Wednesday, January 23rd, 2008
I first heard the term ‘pre-publishing’ a few weeks ago, and it caught my curiosity. I’d heard of self-publishing, e-publishing, vanity publishing, traditional publishing… But ‘pre-publishing’? That was something I needed to check out.
With just a little snooping around, I found ZootyandFlappers.com, a professional looking site with easy navigation. But then I started reading…
As I understand it, you give him your book to put up as a free download on his site. People who download and read your book give it a rating. If it gets good enough ratings…
Wait, wait, right there. So instead of trying traditional publishing or submitting to an agent, he wants you to give your book to him to put up for free? Okay…
Continuing on, if it gets good enough ratings, he takes it off the site as a free download and puts it up as an ebook or CD people can buy.
Wait again. Who is going to pay for something they could download from the same site for free a couple weeks ago?
When you get 10,000 downloads, this guy sends the book, sales report, reader ratings, etc to ten agents.
10,000 downloads? Who is going to pay for what they know is a non-published, not represented by an agent ebook? And again, who is going to buy a book they were getting for free a few weeks ago?
Also, what agent or publishing house is going to want something that has been downloaded 10,000 times? Can we say “first publishing rights” anyone?

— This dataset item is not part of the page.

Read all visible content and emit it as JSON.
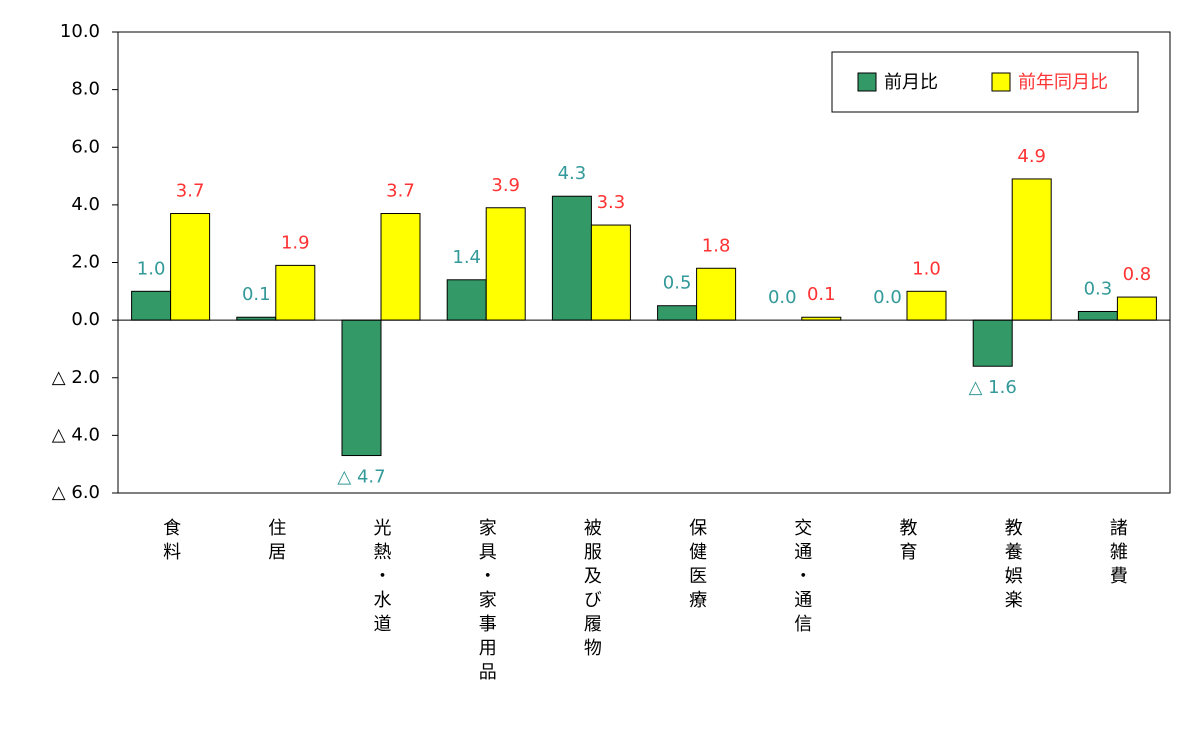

Not only does what he’s doing get me (all things I could technically do by myself for no cost and all profit going directly to me), but I’ve caught typos on his site. For a site like mine, it damages my reputation a little, but it’s forgivable. I post nearly every day. But when you’re a business, you can’t really afford typos on your site.
At least, you can’t afford to call your site “Zooty & Flappers”, have that in your URL, but have the title bar (the top of your browser) show up “Zoodyandflappers.com”
Even beyond all that, I decided to do a little more research. Maybe somewhere in the abyss of this all, there was some good to be found.
Apparently, there’s no good to be found, just a lot worse.
Domenic Pappalardo doesn’t like his sites being talked about in a negative way. In my searches, I found two interesting blog posts…
The first post talks about the Zooty and Flappers company and how it doesn’t work. So be it. There was no name calling, no slander; she told it like she saw it to be.
That post was followed by this post in which the post author talks about the threats Domenic has made.
Domenic proceeded to talk about the person who posted the posts above here on his site, obviously set on destroying her credibility.
Not good. Not professional. I am never the final word, however, so check everything out and make your own judgments. I’m confident you’ll see what I see (and what others like Writer’s Beware have seen).